You can also press Ctrl+Enter (or Cmd+Enter on macOS) to submit the form.
Bulk view¶
The bulk view shows all proposals in a single table, with one row per proposal. Each row contains the proposal title, speaker names (if visible), one column per score category, and a comment field. You can filter and sort the table using the filter bar at the top. To review a proposal, fill in the score and comment fields in its row and click the checkmark button.
The bulk view is best suited for lightweight review processes where a score and a short comment are sufficient. If your review form includes many score categories, reviewer custom fields, or you need to read long proposal texts, the detail view is more practical. A link at the top of the bulk view lets you switch to the detail view for any proposals you haven’t reviewed yet.
Example Configurations¶
Here are some example configurations for review processes of different complexity. You can mix and match these ideas.

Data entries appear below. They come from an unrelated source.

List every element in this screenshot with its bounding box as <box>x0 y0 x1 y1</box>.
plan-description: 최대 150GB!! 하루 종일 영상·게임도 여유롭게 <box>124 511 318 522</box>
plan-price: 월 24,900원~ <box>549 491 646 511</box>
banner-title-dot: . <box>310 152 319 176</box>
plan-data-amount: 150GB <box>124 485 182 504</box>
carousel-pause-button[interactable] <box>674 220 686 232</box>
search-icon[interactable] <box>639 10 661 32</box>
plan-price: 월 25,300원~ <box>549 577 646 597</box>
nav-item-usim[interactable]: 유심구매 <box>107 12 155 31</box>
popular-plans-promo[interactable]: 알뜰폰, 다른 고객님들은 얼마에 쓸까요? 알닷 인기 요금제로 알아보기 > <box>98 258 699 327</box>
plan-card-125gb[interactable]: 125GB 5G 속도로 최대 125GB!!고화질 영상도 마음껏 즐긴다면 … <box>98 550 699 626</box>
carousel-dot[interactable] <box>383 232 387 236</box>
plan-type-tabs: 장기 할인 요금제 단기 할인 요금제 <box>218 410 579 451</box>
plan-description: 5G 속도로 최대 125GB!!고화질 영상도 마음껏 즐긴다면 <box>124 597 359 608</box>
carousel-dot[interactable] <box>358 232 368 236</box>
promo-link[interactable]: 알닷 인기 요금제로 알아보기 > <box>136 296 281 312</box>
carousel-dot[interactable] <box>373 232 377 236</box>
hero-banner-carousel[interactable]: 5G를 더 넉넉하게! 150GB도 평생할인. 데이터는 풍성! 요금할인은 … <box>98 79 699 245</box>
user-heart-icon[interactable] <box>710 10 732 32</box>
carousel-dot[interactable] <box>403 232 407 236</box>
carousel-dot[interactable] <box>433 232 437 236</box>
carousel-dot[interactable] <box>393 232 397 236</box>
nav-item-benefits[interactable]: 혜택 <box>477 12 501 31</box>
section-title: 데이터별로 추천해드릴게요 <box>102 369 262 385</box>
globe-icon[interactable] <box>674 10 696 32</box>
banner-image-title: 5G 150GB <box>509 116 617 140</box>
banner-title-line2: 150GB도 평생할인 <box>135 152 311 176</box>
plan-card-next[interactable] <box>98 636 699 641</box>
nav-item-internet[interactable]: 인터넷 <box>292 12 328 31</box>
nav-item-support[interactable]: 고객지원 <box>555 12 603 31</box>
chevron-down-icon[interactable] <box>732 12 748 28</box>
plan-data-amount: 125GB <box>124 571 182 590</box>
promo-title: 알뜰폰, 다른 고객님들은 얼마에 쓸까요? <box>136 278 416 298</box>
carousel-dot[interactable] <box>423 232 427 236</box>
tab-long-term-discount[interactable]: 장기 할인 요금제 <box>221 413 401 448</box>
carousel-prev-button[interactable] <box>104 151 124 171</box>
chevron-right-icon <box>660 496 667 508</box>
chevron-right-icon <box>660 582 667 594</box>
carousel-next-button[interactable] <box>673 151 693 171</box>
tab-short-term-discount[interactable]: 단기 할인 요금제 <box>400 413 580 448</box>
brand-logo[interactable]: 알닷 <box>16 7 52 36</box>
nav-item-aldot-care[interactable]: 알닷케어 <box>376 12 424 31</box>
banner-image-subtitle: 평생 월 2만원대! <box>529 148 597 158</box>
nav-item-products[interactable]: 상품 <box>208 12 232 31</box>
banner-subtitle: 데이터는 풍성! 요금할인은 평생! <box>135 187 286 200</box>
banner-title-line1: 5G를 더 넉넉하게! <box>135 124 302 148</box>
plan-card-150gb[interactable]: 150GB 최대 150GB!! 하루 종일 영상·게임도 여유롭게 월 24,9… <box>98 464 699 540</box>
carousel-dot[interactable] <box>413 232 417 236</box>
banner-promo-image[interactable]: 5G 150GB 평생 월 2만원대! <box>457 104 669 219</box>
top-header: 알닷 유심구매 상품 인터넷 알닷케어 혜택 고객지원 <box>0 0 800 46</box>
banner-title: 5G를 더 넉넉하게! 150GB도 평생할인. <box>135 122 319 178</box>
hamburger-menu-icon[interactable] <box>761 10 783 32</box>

Small event with simple review¶
A community meetup with 30 proposals and 5 organisers who review everything together:
One score category (“Overall”, scores 0–3) with labels like “Reject”, “Weak”, “Good”, “Must have”.
One review phase with “Can review” and “Can change proposal state” both enabled. Speaker names visible, other reviews visible after submitting own review.
No track restrictions – all reviewers see all proposals.
Score aggregation: Median, so a single outlier review doesn’t dominate.
Set both score and text as optional, so reviewers can move fast.
Then, once most proposals have been reviewed by most organisers, meet up to go through the proposals and reviews and quickly accept or reject the proposals in bulk.
Medium conference with track-based review¶
A conference with 200 proposals, 3 tracks, and 15 reviewers:
Two score categories: “Content quality” (weight 2) and “Relevance to conference” (weight 1).
Two review phases: “Review” (reviewers can score but not accept/reject) and “Selection” (reviewing closed, organisers accept and reject).
Track-restricted teams: One reviewer team per track, each limited to their track’s proposals.
Speaker names hidden during the review phase for blind review, visible during the selection phase so the programme committee can consider speaker diversity.
Other reviews visible after submitting own review, so reviewers can see where they agree or disagree with colleagues.
Large conference with multi-round review¶
A major conference with 800 proposals, multiple tracks, and 50 reviewers:
Three score categories: “Technical quality” (weight 2), “Presentation quality” (weight 1), and “Needs mentor” (independent, not included in total score but shown as a separate column).
Three review phases:
“Initial review” – all reviewers score proposals in their tracks. Speaker names hidden. Other reviews hidden. Proposal visibility set to “Assigned only” to ensure balanced coverage.
“Calibration” – reviewing closed. Programme committee reviews scores and edge cases. Other reviews now visible so disagreements can be discussed.
“Final selection” – organisers accept and reject proposals. Speaker names visible for diversity considerations.
Track-restricted teams with individual reviewer assignment for proposals that span multiple tracks.
Score and text both required during the initial review, to ensure substantive feedback.
Reviewer custom fields: “Suitable as keynote?” (Yes/No).
Score aggregation: Mean, because with enough reviewers per proposal, outliers average out and the mean gives a more granular ranking.